Sie sehen: Unser Verbund trägt im gesamten Stadtgebiet in vielfältiger Weise zur Befriedung gesellschaftlicher Problemlagen und Herausforderungen bei. In unsicheren und verunsichernden Zeiten zeichnet uns dabei insbesondere Verlässlichkeit aus:

Wir stehen verlässlich an der Seite der Menschen in Not, wir bieten verlässliche und qualitativ hochwertige Strukturen und Angebote. Wir verhalten uns verlässlich fair gegenüber Kund*innen und Finanzierern unserer Arbeit.

Um weiterhin ein verlässlicher Partner sein und unseren Beitrag zum sozialen Frieden in Köln leisten zu können, benötigt es aber dringend eine gesicherte Finanzierung unserer Arbeit. Dafür setzen wir uns lautstark ein! Seit dem zweiten Halbjahr 2023 haben wir als Teil der Freien Wohlfahrt unsere Anliegen so laut und so konsequent wie nie auf die Straße gebracht – unter dem Motto „Köln bleib sozial“ bzw. „NRW bleib sozial“.

Zum Hintergrund: Wir haben mit tarif- und krisenbedingt drastisch gestiegenen Personal- und Sachkosten zu kämpfen, denen keine kostendeckende Refinanzierung der öffentlichen Hand gegenübersteht. Und es geht noch weiter: In Teilen sind die freien Träger von erfolgten oder geplanten Kürzungen der öffentlichen Hand betroffen. Wir fungieren damit als „Ausfallbürge“ der mauen Lage öffentlicher Kassen.

Im Oktober demonstrierten wir gemeinsam mit 25.000 Menschen vor dem Düsseldorfer Landtag. Im November standen an zwei Tagen die Räder in Kölner Einrichtungen der Freien Wohlfahrt still. Mit kreativen Aktionen und einer Demonstration mit über 8.000 Menschen haben wir auf die finanzielle Not unserer Dienste und Einrichtungen aufmerksam gemacht und demonstrierten gemeinsam mit Eltern und Klient*innen.

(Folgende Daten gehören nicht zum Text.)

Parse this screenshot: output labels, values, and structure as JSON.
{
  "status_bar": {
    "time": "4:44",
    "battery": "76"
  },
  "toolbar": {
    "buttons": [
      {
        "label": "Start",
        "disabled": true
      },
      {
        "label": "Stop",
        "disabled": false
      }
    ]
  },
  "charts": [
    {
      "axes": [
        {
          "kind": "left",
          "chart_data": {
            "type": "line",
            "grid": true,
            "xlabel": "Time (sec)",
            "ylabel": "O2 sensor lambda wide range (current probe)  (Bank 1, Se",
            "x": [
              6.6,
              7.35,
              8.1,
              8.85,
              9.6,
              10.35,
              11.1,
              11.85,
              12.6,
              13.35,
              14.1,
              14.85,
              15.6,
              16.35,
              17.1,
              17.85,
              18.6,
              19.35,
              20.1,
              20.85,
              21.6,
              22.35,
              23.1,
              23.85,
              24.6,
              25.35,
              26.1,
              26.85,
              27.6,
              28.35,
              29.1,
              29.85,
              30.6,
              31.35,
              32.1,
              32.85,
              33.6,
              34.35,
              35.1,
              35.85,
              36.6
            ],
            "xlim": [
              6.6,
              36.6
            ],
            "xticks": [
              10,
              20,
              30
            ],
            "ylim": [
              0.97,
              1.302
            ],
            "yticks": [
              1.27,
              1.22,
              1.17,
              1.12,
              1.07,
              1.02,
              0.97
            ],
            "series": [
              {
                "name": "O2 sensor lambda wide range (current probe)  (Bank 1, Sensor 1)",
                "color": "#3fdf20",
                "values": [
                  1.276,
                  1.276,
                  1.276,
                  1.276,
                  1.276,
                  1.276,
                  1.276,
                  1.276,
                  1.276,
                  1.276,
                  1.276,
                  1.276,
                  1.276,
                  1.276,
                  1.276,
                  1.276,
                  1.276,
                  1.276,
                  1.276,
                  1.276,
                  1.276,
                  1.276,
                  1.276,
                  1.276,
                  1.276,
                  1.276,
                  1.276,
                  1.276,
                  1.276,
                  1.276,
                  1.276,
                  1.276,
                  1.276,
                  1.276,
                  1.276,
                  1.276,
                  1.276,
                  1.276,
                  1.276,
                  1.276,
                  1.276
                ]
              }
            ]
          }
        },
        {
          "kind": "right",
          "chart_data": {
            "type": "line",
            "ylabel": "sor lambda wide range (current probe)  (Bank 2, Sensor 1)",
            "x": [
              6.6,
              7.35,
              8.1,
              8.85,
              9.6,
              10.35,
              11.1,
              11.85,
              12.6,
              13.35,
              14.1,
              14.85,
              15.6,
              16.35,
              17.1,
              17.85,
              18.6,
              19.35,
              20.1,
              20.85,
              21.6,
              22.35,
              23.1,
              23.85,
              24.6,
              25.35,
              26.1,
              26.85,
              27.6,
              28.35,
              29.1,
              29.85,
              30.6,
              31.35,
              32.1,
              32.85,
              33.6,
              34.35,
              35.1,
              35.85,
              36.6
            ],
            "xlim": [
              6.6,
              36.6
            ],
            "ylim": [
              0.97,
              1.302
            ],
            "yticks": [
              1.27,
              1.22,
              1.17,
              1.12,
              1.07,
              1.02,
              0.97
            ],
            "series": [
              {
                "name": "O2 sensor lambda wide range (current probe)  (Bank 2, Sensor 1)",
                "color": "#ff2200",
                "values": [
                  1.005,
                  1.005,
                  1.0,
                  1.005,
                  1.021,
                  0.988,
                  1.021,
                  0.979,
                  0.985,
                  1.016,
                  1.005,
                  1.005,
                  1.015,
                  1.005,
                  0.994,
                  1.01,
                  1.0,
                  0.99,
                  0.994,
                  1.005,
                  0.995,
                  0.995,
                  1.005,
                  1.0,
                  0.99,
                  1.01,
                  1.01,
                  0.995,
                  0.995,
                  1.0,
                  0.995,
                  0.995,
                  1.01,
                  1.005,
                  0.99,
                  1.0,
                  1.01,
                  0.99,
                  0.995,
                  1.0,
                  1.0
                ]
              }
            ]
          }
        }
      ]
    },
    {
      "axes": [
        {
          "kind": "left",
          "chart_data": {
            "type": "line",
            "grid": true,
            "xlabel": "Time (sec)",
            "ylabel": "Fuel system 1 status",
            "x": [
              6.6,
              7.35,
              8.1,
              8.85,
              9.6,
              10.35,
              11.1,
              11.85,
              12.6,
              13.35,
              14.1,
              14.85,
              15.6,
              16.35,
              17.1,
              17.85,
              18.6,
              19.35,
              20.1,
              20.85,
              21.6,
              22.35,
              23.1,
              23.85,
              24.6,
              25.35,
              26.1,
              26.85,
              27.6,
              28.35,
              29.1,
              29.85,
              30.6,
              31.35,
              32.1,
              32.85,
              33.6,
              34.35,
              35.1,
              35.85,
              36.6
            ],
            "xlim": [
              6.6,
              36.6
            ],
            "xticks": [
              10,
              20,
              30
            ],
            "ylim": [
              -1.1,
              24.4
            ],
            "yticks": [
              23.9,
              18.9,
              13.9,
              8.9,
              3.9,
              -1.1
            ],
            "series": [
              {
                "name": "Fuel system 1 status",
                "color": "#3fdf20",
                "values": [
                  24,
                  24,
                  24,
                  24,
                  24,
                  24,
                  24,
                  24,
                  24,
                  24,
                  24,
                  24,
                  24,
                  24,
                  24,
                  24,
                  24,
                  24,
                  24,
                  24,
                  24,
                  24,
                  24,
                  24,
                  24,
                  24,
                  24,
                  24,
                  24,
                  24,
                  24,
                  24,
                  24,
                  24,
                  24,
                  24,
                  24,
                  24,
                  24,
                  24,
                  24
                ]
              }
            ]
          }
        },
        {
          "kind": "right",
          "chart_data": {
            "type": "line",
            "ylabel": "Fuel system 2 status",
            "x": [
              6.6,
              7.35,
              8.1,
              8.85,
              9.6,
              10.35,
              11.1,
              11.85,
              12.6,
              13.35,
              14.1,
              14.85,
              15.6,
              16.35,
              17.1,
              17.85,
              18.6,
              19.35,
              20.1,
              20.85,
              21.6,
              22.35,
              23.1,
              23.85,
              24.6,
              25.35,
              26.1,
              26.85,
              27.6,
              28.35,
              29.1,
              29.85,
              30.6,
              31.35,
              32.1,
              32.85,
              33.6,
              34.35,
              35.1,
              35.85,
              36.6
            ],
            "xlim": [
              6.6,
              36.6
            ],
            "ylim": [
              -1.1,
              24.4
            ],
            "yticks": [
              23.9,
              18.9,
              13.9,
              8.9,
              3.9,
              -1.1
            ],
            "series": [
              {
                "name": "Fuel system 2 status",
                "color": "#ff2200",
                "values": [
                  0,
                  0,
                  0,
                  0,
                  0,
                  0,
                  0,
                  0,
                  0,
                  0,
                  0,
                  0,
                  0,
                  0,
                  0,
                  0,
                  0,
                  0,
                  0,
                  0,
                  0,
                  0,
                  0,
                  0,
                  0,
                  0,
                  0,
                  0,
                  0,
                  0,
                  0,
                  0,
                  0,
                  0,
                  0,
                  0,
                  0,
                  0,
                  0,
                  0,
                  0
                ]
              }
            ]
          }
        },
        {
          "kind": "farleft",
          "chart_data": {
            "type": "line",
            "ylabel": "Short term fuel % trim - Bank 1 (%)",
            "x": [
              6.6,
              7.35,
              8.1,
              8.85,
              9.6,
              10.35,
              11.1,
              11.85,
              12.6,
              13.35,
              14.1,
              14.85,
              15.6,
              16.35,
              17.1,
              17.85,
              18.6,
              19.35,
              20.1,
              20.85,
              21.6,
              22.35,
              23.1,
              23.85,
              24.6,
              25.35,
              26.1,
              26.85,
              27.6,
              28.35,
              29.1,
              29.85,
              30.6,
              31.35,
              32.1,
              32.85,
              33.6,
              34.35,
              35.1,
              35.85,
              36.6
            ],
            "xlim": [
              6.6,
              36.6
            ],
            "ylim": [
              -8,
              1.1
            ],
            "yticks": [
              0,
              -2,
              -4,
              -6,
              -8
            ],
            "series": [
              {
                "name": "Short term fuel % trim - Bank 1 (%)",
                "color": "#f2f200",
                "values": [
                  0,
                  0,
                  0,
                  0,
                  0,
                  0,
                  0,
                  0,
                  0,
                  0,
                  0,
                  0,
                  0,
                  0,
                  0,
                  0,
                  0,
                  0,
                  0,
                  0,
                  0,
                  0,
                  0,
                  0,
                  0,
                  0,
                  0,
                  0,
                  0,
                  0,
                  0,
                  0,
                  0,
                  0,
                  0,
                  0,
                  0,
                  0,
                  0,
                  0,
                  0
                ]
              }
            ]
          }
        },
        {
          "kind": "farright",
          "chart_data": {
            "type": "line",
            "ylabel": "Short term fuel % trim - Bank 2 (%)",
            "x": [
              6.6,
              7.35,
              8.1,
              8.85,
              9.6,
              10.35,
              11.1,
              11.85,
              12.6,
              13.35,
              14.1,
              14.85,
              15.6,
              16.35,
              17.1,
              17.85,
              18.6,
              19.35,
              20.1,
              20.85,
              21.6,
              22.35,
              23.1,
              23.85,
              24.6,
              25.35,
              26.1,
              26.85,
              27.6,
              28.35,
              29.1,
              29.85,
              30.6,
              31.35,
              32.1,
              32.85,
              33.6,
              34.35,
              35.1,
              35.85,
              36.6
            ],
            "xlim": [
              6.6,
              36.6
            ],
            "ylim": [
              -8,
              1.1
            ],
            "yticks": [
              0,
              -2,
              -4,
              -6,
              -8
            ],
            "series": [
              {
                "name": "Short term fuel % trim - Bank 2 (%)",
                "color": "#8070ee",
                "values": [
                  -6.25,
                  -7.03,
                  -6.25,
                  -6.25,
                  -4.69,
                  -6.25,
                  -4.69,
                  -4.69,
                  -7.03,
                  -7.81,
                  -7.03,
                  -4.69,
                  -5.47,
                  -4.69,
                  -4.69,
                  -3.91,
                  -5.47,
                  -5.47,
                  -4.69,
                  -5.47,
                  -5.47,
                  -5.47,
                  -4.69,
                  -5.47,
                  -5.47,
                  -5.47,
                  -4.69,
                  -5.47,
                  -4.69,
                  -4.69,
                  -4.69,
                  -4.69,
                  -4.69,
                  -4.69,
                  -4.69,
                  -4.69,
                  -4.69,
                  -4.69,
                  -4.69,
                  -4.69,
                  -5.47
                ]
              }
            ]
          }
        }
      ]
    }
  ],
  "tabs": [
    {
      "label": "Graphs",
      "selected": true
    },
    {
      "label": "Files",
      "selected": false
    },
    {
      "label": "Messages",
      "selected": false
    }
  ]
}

Klar ist: Die Angebote der freien Träger müssen weiterhin kostendeckend refinanziert werden, ansonsten drohen Schließungen auf breiter Ebene. Die Träger der freien Wohlfahrt haben keine Tresore, keine „Sparschweine“, um Finanzierungslücken zu schließen. Und es geht uns hier nicht um die Befriedigung von Eigeninteressen: Die Ungleichbehandlung öffentlicher und freier Träger gefährdet den sozialen Frieden und unser soziales System insgesamt und trägt damit zur Spaltung der Gesellschaft bei.

Ein Teilerfolg wie die Fortsetzung des sogenannten Strukturförderfonds in Köln konnte durch unser Engagement erzielt werden. Hierbei handelt es sich jedoch in der Tat nur um eine Teilkompensation unserer enormen Kostensteigerungen. Gerade bei der Aufstellung des kommunalen Doppelhaushalts 2025/2026 wird seitens des Kölner Rats nun darüber entschieden werden müssen, ob Köln eine soziale Stadt bleibt. Klar sollte dabei sein, dass die bereits defizitäre Refinanzierung keinen zusätzlichen Eigenanteil der freien Träger zulässt.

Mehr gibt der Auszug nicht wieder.